Here you can catch catfish, mormyrops, Nile perch, but most of all, fishermen strive to pull a unique fish out of the water - the tiger Goliath. The Latin name characterizes this creature best of all - a giant water dog with sharp fangs, up to one and a half meters in size and weighing up to seventy kilograms. This "dog" is distinguished by beautiful iridescent silver-gold scales. Its meat tastes similar, according to fishermen, to pike perch.

Congo River
Congo River

The vegetation of the Congo forms a powerful block of multi-tiered rainforests with a tree canopy of about 35 meters, with tower trees reaching 60 m. They do not shed their leaves, but are characterized by the presence of an evergreen crown. The jungles of the Congo are called the "lungs of the planet." The main large trees amaze with their power, unusualness and exotic beauty:

  • Entandophragma of the Meliyev family is a tall plant with a powerful thick trunk and a crown that looks like a flat roof.
  • Guarei or mahogany, characterized by a rare beauty of wood.
  • Marantes naked from the Chrysobalan family with fruits hanging in clusters.
  • Legumes - bicolor parkia and others.

The marshy, flooded areas are dominated by herbaceous vegetation, the most numerous of which is papyrus.

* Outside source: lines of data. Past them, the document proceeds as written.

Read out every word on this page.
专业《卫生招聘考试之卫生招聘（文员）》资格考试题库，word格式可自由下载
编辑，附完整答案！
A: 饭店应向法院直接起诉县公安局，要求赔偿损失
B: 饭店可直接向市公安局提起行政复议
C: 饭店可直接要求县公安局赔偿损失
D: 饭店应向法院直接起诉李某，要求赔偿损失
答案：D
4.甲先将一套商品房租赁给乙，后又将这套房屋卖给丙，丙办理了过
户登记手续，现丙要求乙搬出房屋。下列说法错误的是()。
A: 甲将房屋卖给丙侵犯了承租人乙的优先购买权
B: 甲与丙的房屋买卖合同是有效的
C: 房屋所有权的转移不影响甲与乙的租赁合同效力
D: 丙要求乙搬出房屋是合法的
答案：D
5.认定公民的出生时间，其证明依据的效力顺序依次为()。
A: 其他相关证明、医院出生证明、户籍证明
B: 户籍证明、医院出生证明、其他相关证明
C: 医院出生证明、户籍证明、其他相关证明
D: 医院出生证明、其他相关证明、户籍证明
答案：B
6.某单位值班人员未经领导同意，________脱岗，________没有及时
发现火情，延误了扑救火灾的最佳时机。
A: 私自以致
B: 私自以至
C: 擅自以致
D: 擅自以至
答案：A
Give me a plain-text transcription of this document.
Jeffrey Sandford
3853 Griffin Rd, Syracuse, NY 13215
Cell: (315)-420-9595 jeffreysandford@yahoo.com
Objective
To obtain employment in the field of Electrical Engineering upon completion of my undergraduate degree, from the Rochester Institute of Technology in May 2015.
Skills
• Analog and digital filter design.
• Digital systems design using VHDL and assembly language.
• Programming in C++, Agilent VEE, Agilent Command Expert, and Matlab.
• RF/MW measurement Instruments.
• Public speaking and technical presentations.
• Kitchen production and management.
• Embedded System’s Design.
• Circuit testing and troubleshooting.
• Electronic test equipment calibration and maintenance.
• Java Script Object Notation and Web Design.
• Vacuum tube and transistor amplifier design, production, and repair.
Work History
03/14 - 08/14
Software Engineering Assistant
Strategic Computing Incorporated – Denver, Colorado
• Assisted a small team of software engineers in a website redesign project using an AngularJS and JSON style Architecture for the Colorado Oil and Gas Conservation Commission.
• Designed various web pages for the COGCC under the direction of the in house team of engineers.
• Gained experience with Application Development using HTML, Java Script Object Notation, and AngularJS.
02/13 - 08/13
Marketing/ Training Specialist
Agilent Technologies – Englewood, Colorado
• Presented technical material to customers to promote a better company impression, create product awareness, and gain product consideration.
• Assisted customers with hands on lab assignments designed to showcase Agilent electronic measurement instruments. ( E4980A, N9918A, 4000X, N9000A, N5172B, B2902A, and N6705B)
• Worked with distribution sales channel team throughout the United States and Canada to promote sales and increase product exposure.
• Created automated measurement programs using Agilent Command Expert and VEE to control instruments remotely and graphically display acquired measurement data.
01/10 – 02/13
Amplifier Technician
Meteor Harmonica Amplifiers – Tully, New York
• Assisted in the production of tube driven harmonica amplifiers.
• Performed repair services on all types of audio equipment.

The dry sandy valleys of the Congo River are covered with thickets of stunted trees and grasses.

Congo river on a map of Africa

The map of Africa shows the path that the Congo River makes through the expanses of the equatorial part of the continent: from the East African Plateau to the Atlantic Ocean.

  • Thanks to a smooth bend in the central part, it crosses the equator twice, which distinguishes it from all the rivers of the world.
  • The river became the natural border of the Democratic Republic of the Congo (DRC) with the country of the Congo.
  • The largest tributary of the Congo - Ubangi continues to delimit African states. It draws the border zone of the DRC and the Congo, as well as the Central African Republic.

Questions of the ecological state of the Congo River

The deterioration of the ecological situation in the river basin is explained by several circumstances:

  • Congo is a transport highway that establishes communication between countries and cities of the "black continent".
  • Use of the resources of the greatest water flow in the economic development of Africa.
  • The largest river in the world allows the development of hydropower in the mainland countries: forty hydroelectric power stations have been built.
  • Plants and factories for the processing of minerals developed on the shores of the Congo: silver, nickel, uranium, copper ore, cobalt and others.
  • Settlements along the water stream.
  • Kisangani metropolis with a million inhabitants and the largest river port.

Congo River
Congo River

The ecological state of the Congo is due to several directions:

  • Pollution of water and adjacent natural areas with household and chemical waste from numerous processing plants.
  • The extermination of river inhabitants due to poaching and poisoning with emissions from enterprises.
  • The emergence of swamps in some parts of the river space.
  • The destruction of the soil layer and the loss of soil fertility due to deforestation and the transition of man to new places.